With the idea of peace finally seeping its way into residents’ psyche, there is even talk of economic renewal and a tourist boom.
“If the peace keeps up it could be a boom tourist town if for no other reason than to see South Armagh’s bandit country without going all the way up north to see the bandits,” says the newspaper editor, Murray.
The less optimistic refer to a history peppered with injustices as an indicator of the future. The community’s very existence is the result of a forced eviction from Ulster by the Protestant plantation owners of the early 1600s.

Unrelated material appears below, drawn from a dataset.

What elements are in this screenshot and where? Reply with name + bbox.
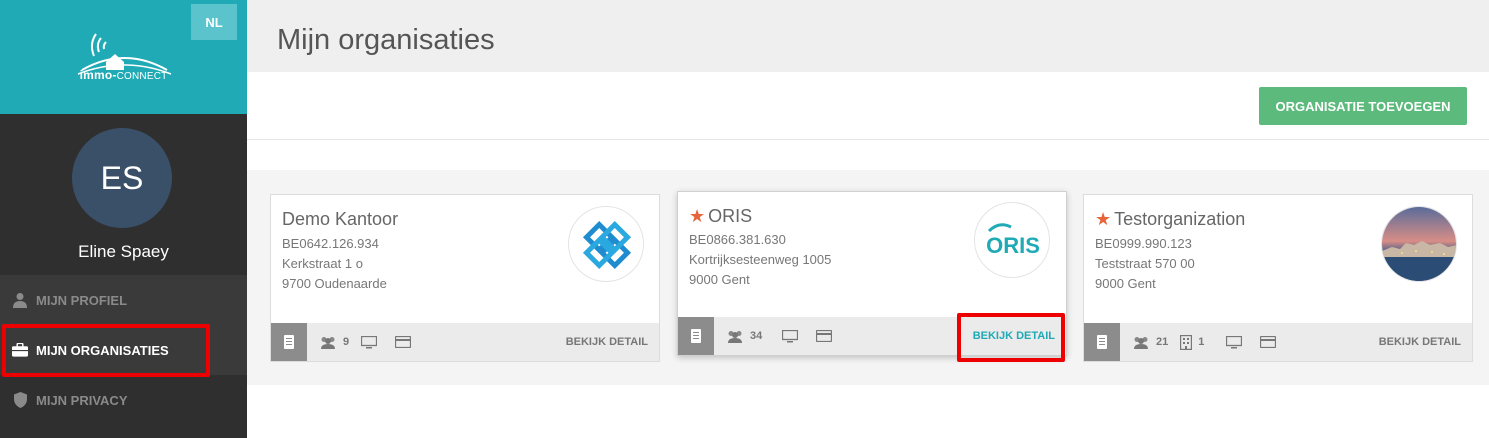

Residents look no further than 1921 as an example of how they were sacrificed by the Dublin Government in partition, leaving them in the hands of Protestant politicians who neglected the nationalist population on the border.
“You never have anyone around here involved in talks,” says short, as he closes up for the night. “We’re always bypassed and ignored completely.”
Sinn Fein president, Gerry Adams, is well-liked in Crossmaglen, “although he’s only been here once or twice.” The Cross residents are expecting him to deliver a solution and a united Ireland is the only deal they want to hear him accept.
“A united Ireland is the only answer,” says Short. “If Adams accepts anything less, we’ll continue with the armed struggle. Men were head of the IRA before Adams came along and there’ll be men head of it when Adams is gone.”